Lors d’une de ces présentations justement, quelque chose d’intéressant s’est produit. Alors que je m’apprêtais à débuter, quelqu’un dans l’assistance m’a demandé : « Are you going to touch on the R disease? ». R disease ?!?? Comme vous l’avez compris la présentation était dans une partie anglophone du pays et là, en bon Français pas familier avec la myriade d’acronymes et abbréviations utilisées en anglais, je n’ai pu m’empêcher de répondre en souriant : « Oui bien sûr, si vous me dites ce que c’est ! ». La personne m’a alors expliqué tout bas : « Ringworm (la teigne). On n’en parle pas trop fort ici parce que, touchons du bois, on y a jamais été confronté et on ne souhaiterait pas rentrer ça ici ! ».
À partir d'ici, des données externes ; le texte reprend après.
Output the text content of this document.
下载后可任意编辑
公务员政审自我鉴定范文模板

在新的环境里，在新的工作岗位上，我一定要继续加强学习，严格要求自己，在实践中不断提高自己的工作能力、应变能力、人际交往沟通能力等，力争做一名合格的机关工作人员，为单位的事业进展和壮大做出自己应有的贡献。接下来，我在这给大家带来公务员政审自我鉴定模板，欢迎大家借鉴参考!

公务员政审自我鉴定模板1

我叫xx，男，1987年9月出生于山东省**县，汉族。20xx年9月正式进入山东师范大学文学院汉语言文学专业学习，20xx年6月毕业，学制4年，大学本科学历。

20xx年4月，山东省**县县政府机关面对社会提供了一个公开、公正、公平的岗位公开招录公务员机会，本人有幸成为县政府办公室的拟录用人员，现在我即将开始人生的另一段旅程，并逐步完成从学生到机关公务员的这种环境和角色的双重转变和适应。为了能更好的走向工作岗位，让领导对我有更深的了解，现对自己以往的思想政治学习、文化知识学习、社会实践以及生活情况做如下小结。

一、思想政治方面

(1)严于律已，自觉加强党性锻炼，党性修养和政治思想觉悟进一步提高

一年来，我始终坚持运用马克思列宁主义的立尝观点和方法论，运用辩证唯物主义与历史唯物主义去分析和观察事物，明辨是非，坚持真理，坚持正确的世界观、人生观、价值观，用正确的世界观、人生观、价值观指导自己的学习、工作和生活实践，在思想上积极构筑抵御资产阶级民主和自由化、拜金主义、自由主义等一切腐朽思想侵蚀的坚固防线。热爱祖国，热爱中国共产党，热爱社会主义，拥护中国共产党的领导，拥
Ok, là pour le coup j’avais compris ! Aussi bien ce qu’elle voulait me dire que pourquoi elle préférait le dire tout bas. En effet, la teigne est une de ces maladies qu’aucun refuge ne souhaite croiser un jour. Cette maladie est en fait due à un champignon (=dermatophyte) qui causera des problèmes de peau chez les animaux affectés.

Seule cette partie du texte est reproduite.